This briefing paper looks at the preparation of budgets. It considers what budgets are and looks at Cost Centres, Subjective Analysis, Profiling and Incremental and Zero Based budgets.
In theory a cost centre can be defined as a method of dividing up costs between departments. Or, that managers are responsible for controlling costs within a cost centre.
Controllability is an issue expanded upon below. It is a source of friction between service managers and the finance department at times. Controllability is a concept associated with shades of grey rather than black and white distinctions. Many costs are more or less controllable. And like fixed costs, in the long term all costs are controllable, or indeed variable.
Subjective Analysis is a generic accounting term for the classification of costs within a cost centre. Such descriptions include Employee costs, Supplies and Services and Transport. Similarly, the Chartered Institute of Public Finance and Accountancy has (for Local Authorities) issued within the Best Value Accounting Code of Practice a standard subjective analysis. It is recommended but non-mandatory.
Budget profiling is an attempt to match an annual budget to spending patterns during the year. For example, salaries for a fixed establishment tend to be the same every month (unless there is a pay award), so a £120,000 annual budget would have £10,000 allocated to each month. This is a straight-line profile, after the way it would be illustrated graphically.

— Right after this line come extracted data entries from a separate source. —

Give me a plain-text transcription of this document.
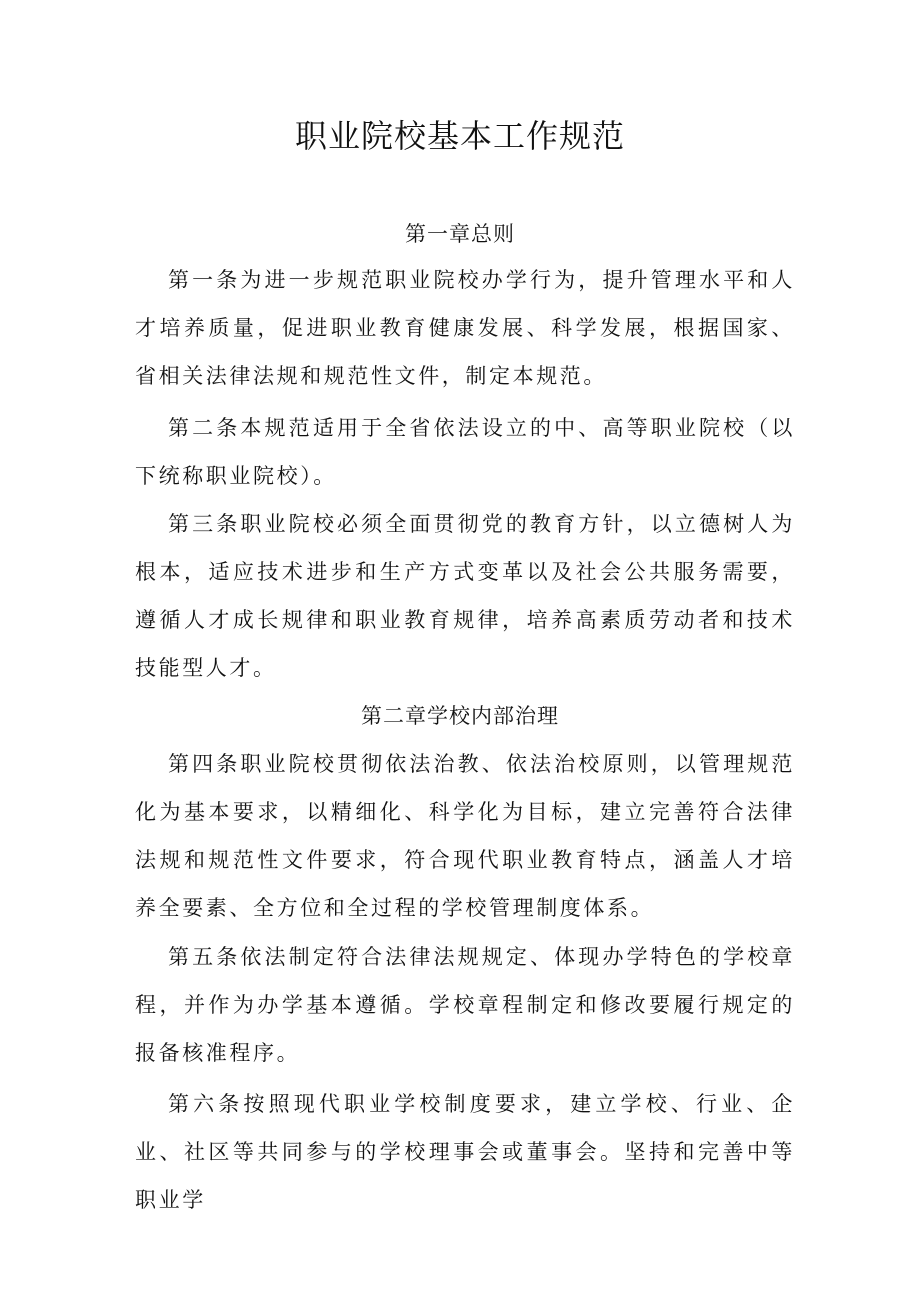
职业院校基本工作规范
第一章总则

第一条为进一步规范职业院校办学行为，提升管理水平和人才培养质量，促进职业教育健康发展、科学发展，根据国家、省相关法律法规和规范性文件，制定本规范。

第二条本规范适用于全省依法设立的中、高等职业院校（以下统称职业院校）。

第三条职业院校必须全面贯彻党的教育方针，以立德树人为根本，适应技术进步和生产方式变革以及社会公共服务需要，遵循人才成长规律和职业教育规律，培养高素质劳动者和技术技能型人才。

第二章学校内部治理

第四条职业院校贯彻依法治教、依法治校原则，以管理规范化为基本要求，以精细化、科学化为目标，建立完善符合法律法规和规范性文件要求，符合现代职业教育特点，涵盖人才培养全要素、全方位和全过程的学校管理制度体系。

第五条依法制定符合法律法规规定、体现办学特色的学校章程，并作为办学基本遵循。学校章程制定和修改要履行规定的报备核准程序。

第六条按照现代职业学校制度要求，建立学校、行业、企业、社区等共同参与的学校理事会或董事会。坚持和完善中等职业学
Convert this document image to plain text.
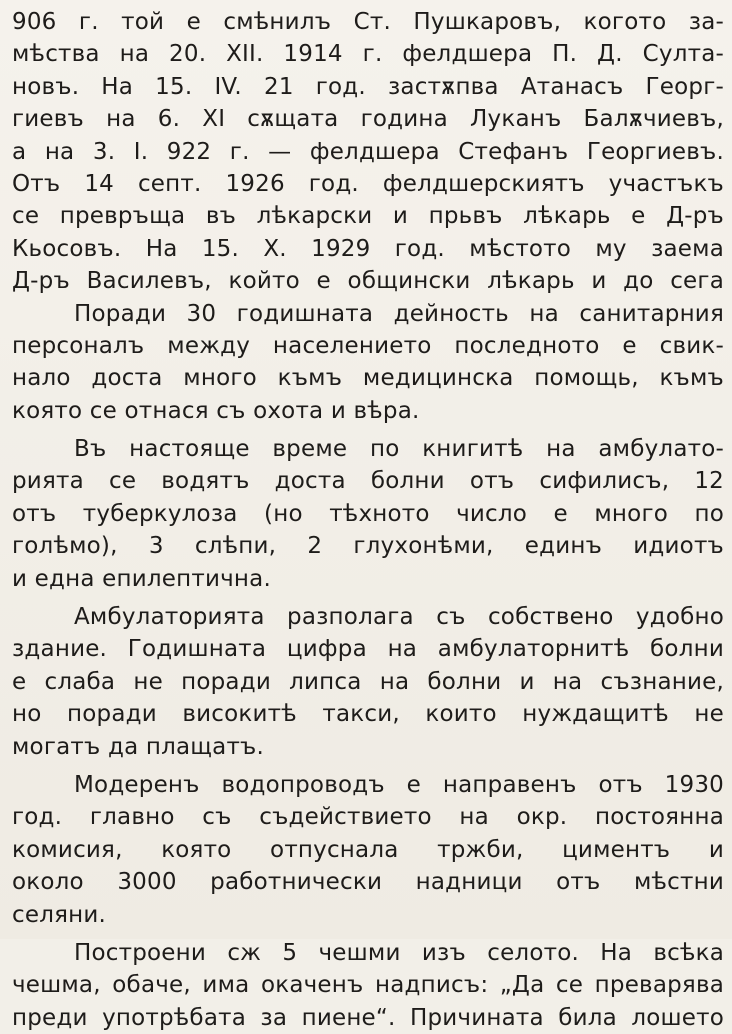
906 г. той е смѣнилъ Ст. Пушкаровъ, когото за-
мѣства на 20. XII. 1914 г. фелдшера П. Д. Султа-
новъ. На 15. IV. 21 год. застѫпва Атанасъ Георг-
гиевъ на 6. XI сѫщата година Луканъ Балѫчиевъ,
а на 3. I. 922 г. — фелдшера Стефанъ Георгиевъ.
Отъ 14 септ. 1926 год. фелдшерскиятъ участъкъ
се превръща въ лѣкарски и прьвъ лѣкарь е Д-ръ
Кьосовъ. На 15. Х. 1929 год. мѣстото му заема
Д-ръ Василевъ, който е общински лѣкарь и до сега
Поради 30 годишната дейность на санитарния
персоналъ между населението последното е свик-
нало доста много къмъ медицинска помощь, къмъ
която се отнася съ охота и вѣра.
Въ настояще време по книгитѣ на амбулато-
рията се водятъ доста болни отъ сифилисъ, 12
отъ туберкулоза (но тѣхното число е много по
голѣмо), 3 слѣпи, 2 глухонѣми, единъ идиотъ
и една епилептична.
Амбулаторията разполага съ собствено удобно
здание. Годишната цифра на амбулаторнитѣ болни
е слаба не поради липса на болни и на съзнание,
но поради високитѣ такси, които нуждащитѣ не
могатъ да плащатъ.
Модеренъ водопроводъ е направенъ отъ 1930
год. главно съ съдействието на окр. постоянна
комисия, която отпуснала тржби, циментъ и
около 3000 работнически надници отъ мѣстни
селяни.
Построени сж 5 чешми изъ селото. На всѣка
чешма, обаче, има окаченъ надписъ: „Да се преварява
преди употрѣбата за пиене“. Причината била лошето
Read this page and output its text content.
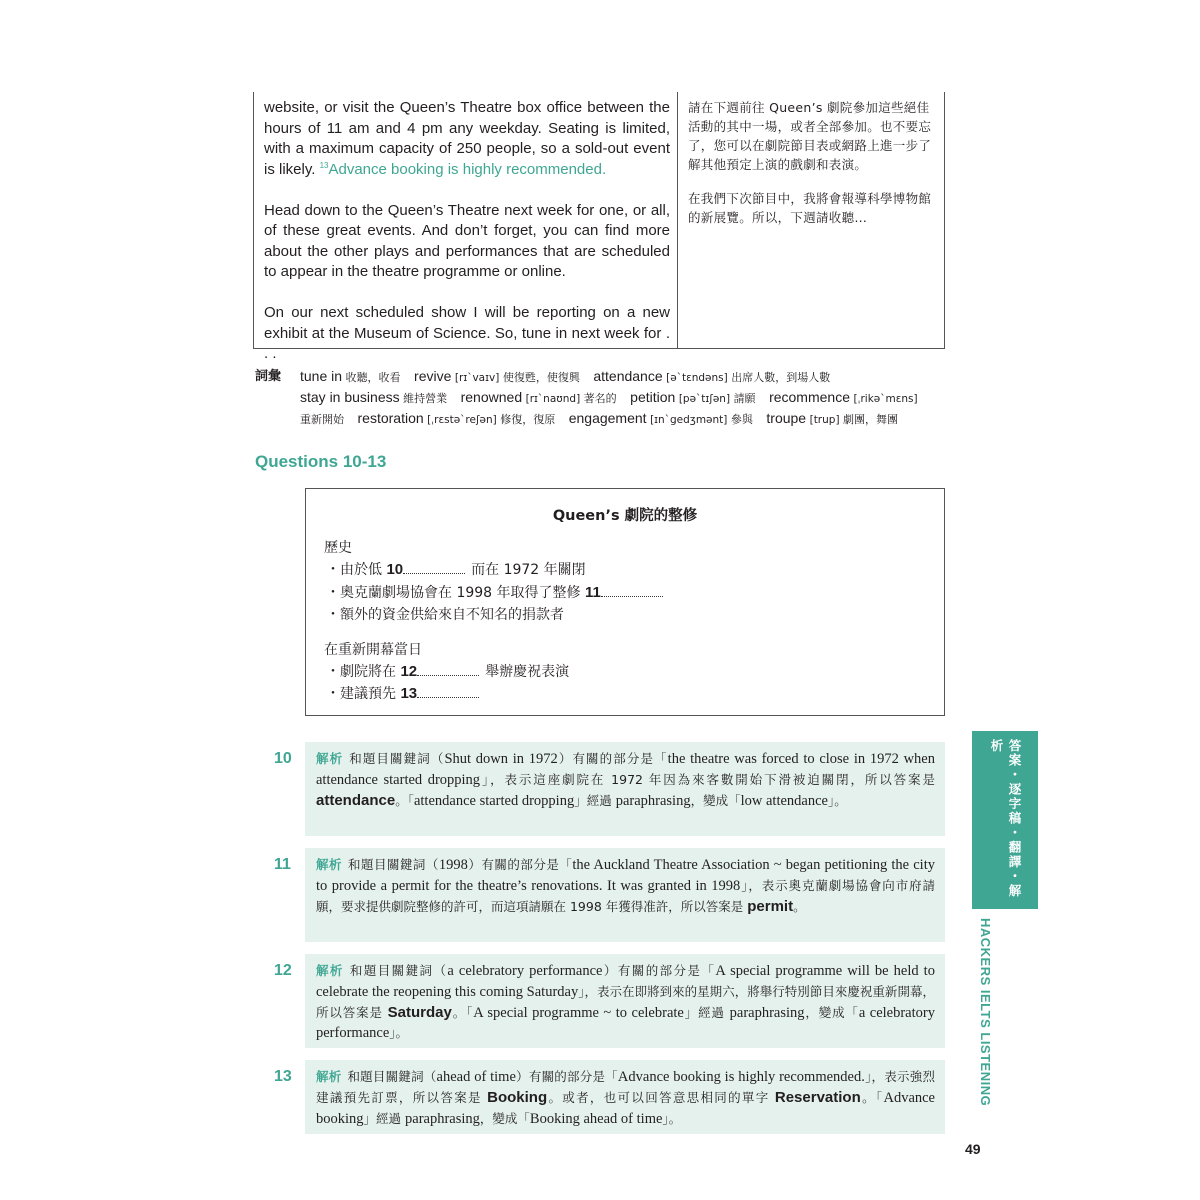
website, or visit the Queen’s Theatre box office between the hours of 11 am and 4 pm any weekday. Seating is limited, with a maximum capacity of 250 people, so a sold-out event is likely. $^{13}$Advance booking is highly recommended.

Head down to the Queen’s Theatre next week for one, or all, of these great events. And don’t forget, you can find more about the other plays and performances that are scheduled to appear in the theatre programme or online.

On our next scheduled show I will be reporting on a new exhibit at the Museum of Science. So, tune in next week for . . .

請在下週前往 Queen’s 劇院參加這些絕佳活動的其中一場，或者全部參加。也不要忘了，您可以在劇院節目表或網路上進一步了解其他預定上演的戲劇和表演。

在我們下次節目中，我將會報導科學博物館的新展覽。所以，下週請收聽…

詞彙 tune in 收聽，收看 revive [rɪˋvaɪv] 使復甦，使復興 attendance [əˋtɛndəns] 出席人數，到場人數
stay in business 維持營業 renowned [rɪˋnaʊnd] 著名的 petition [pəˋtɪʃən] 請願 recommence [ˌrikəˋmɛns]
重新開始 restoration [ˌrɛstəˋreʃən] 修復，復原 engagement [ɪnˋgedʒmənt] 參與 troupe [trup] 劇團，舞團
Questions 10-13
Queen’s 劇院的整修
歷史
・由於低 10	而在 1972 年關閉
・奧克蘭劇場協會在 1998 年取得了整修 11
・額外的資金供給來自不知名的捐款者
在重新開幕當日
・劇院將在 12	舉辦慶祝表演
・建議預先 13
10	解析 和題目關鍵詞（Shut down in 1972）有關的部分是「the theatre was forced to close in 1972 when attendance started dropping」，表示這座劇院在 1972 年因為來客數開始下滑被迫關閉，所以答案是 attendance。「attendance started dropping」經過 paraphrasing，變成「low attendance」。
11	解析 和題目關鍵詞（1998）有關的部分是「the Auckland Theatre Association ~ began petitioning the city to provide a permit for the theatre’s renovations. It was granted in 1998」，表示奧克蘭劇場協會向市府請願，要求提供劇院整修的許可，而這項請願在 1998 年獲得准許，所以答案是 permit。
12	解析 和題目關鍵詞（a celebratory performance）有關的部分是「A special programme will be held to celebrate the reopening this coming Saturday」，表示在即將到來的星期六，將舉行特別節目來慶祝重新開幕，所以答案是 Saturday。「A special programme ~ to celebrate」經過 paraphrasing，變成「a celebratory performance」。
13	解析 和題目關鍵詞（ahead of time）有關的部分是「Advance booking is highly recommended.」，表示強烈建議預先訂票，所以答案是 Booking。或者，也可以回答意思相同的單字 Reservation。「Advance booking」經過 paraphrasing，變成「Booking ahead of time」。
答案・逐字稿・翻譯・解析
HACKERS IELTS LISTENING
49
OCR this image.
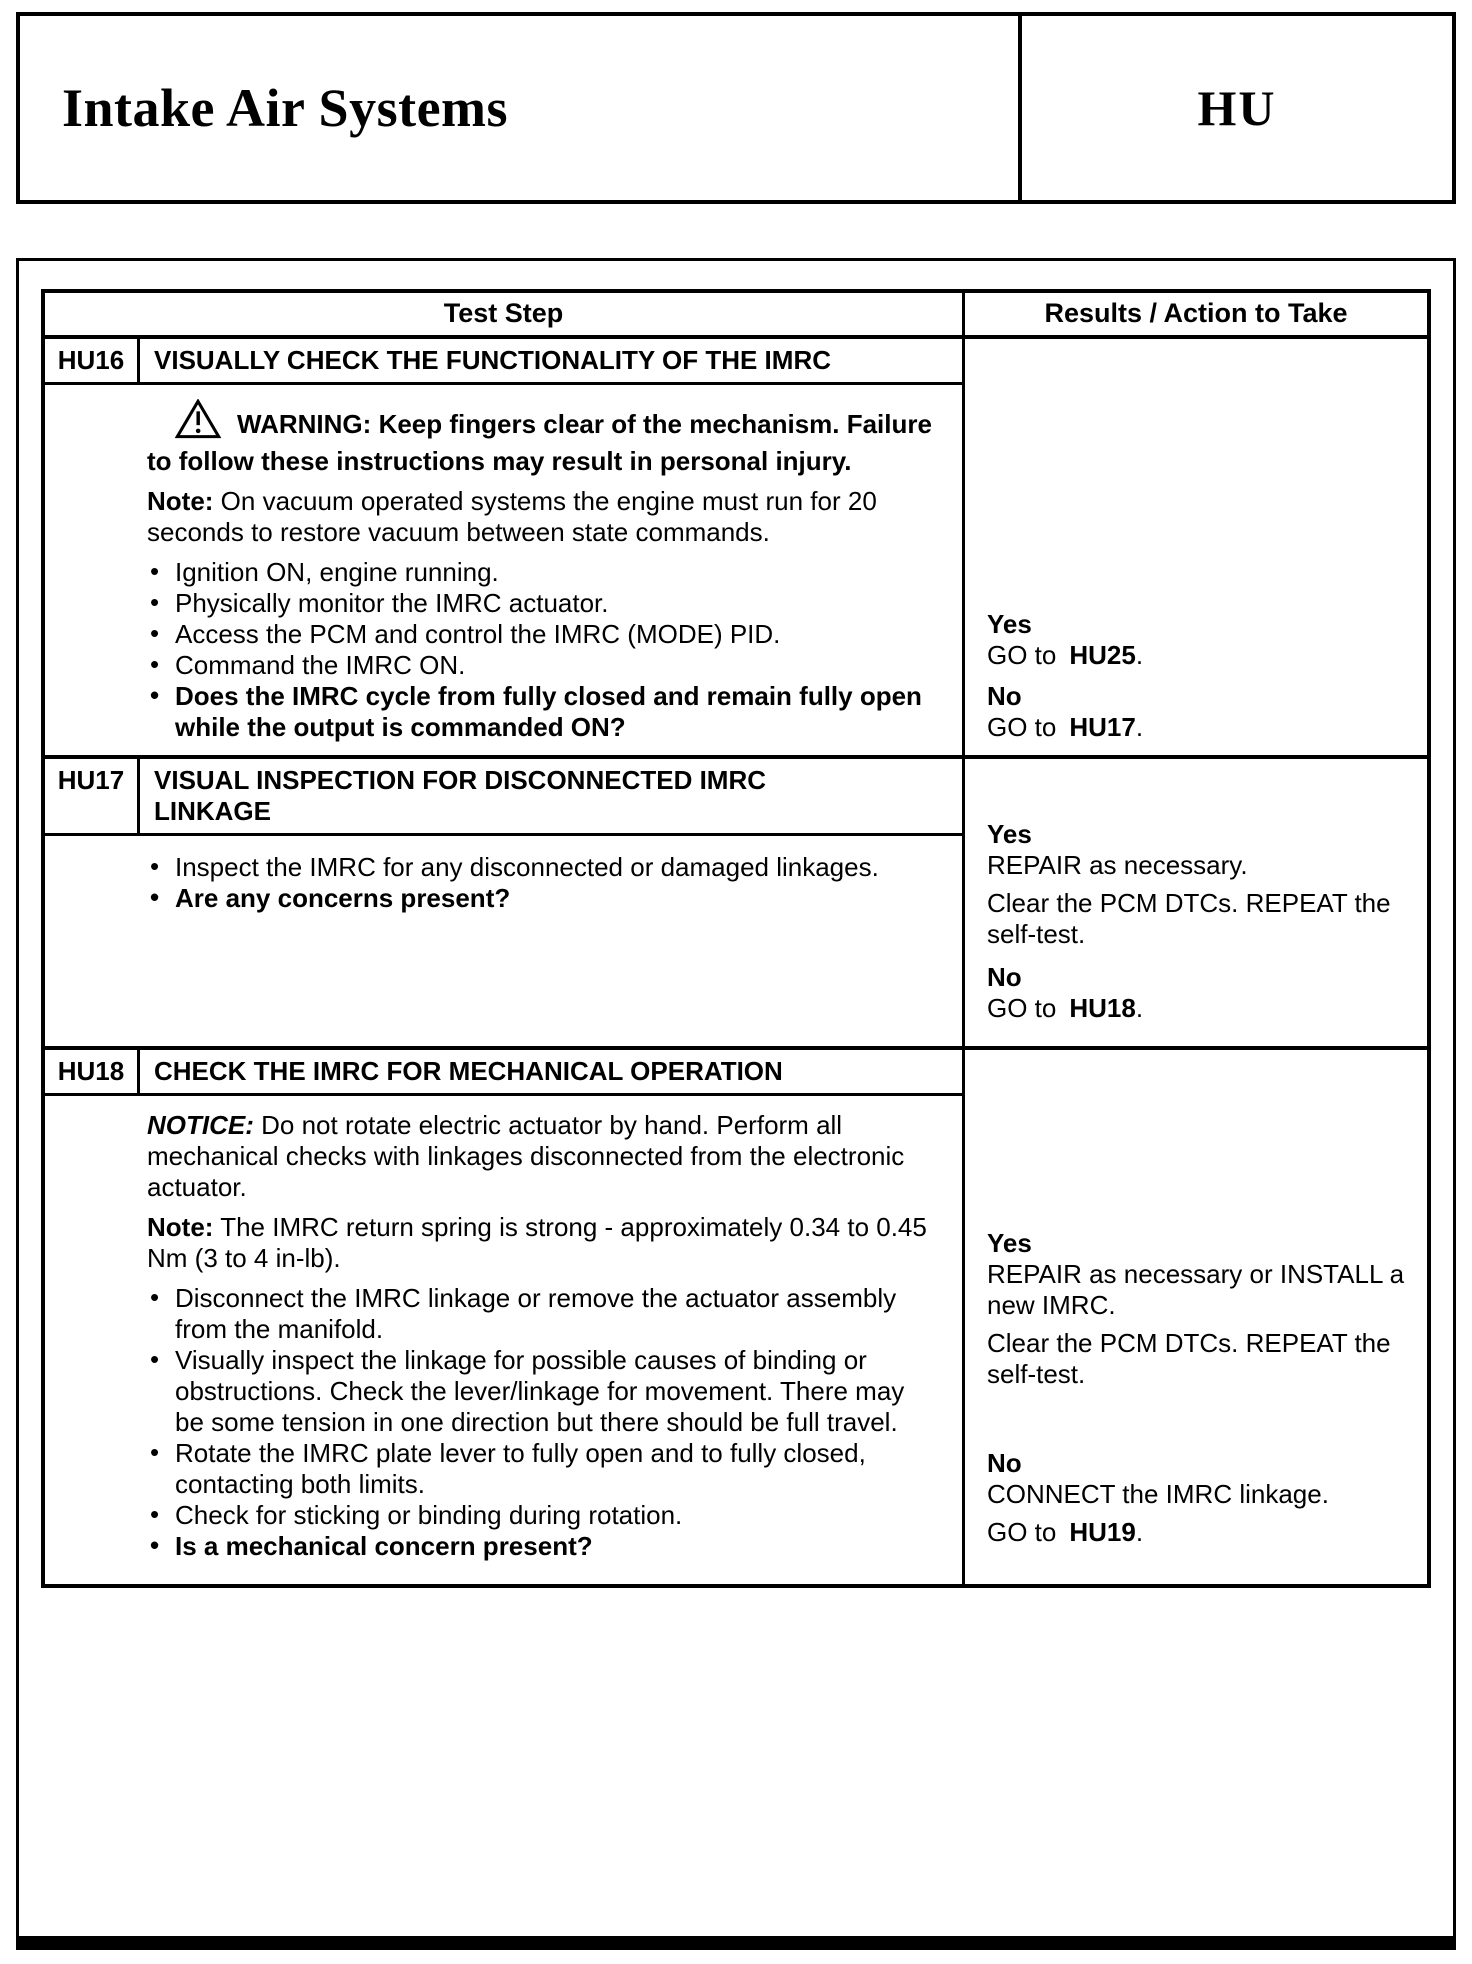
Intake Air Systems	HU
Test Step	Results / Action to Take
HU16	VISUALLY CHECK THE FUNCTIONALITY OF THE IMRC

WARNING: Keep fingers clear of the mechanism. Failure to follow these instructions may result in personal injury.

Note: On vacuum operated systems the engine must run for 20 seconds to restore vacuum between state commands.

• Ignition ON, engine running.
• Physically monitor the IMRC actuator.
• Access the PCM and control the IMRC (MODE) PID.
• Command the IMRC ON.
• Does the IMRC cycle from fully closed and remain fully open while the output is commanded ON?
Yes
GO to HU25.
No
GO to HU17.
HU17	VISUAL INSPECTION FOR DISCONNECTED IMRC LINKAGE
• Inspect the IMRC for any disconnected or damaged linkages.
• Are any concerns present?
Yes
REPAIR as necessary.
Clear the PCM DTCs. REPEAT the self-test.
No
GO to HU18.
HU18	CHECK THE IMRC FOR MECHANICAL OPERATION

NOTICE: Do not rotate electric actuator by hand. Perform all mechanical checks with linkages disconnected from the electronic actuator.

Note: The IMRC return spring is strong - approximately 0.34 to 0.45 Nm (3 to 4 in-lb).

• Disconnect the IMRC linkage or remove the actuator assembly from the manifold.
• Visually inspect the linkage for possible causes of binding or obstructions. Check the lever/linkage for movement. There may be some tension in one direction but there should be full travel.
• Rotate the IMRC plate lever to fully open and to fully closed, contacting both limits.
• Check for sticking or binding during rotation.
• Is a mechanical concern present?
Yes
REPAIR as necessary or INSTALL a new IMRC.
Clear the PCM DTCs. REPEAT the self-test.
No
CONNECT the IMRC linkage.
GO to HU19.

A snow-clearing budget of £120,000 may have a small amount allocated in September for preparatory work, such as filling grit pods, but the rest would be allocated to winter months.
Budget profiles can be established for every budget head. Some financial systems can cope with dozens. Straight-line , employee profiles that allow for pay-awards part way through a financial year, quarterly profiles, end of year, start of year, weekly – say for a budget head where the spend is driven in such a fashion. Custom profiles, such as the snow-clearing already mentioned can be calculated.
The budget profile at a given point in time is then matched with the actual spend, plus any commitments, to give an accurate comparison of spend to budget. The profiled amount of budget is thus an accurate estimate of the proportion of budget that ought to have been consumed at a given point of the financial year.
Budgets can be analysed in three ways: Objectively through cost centres,subjectively and through profiling. Incremental budgeting is the most common method in the public sector although some use is made of Zero Based Budgeting and some initiatives are taking place in Participatory Budgeting.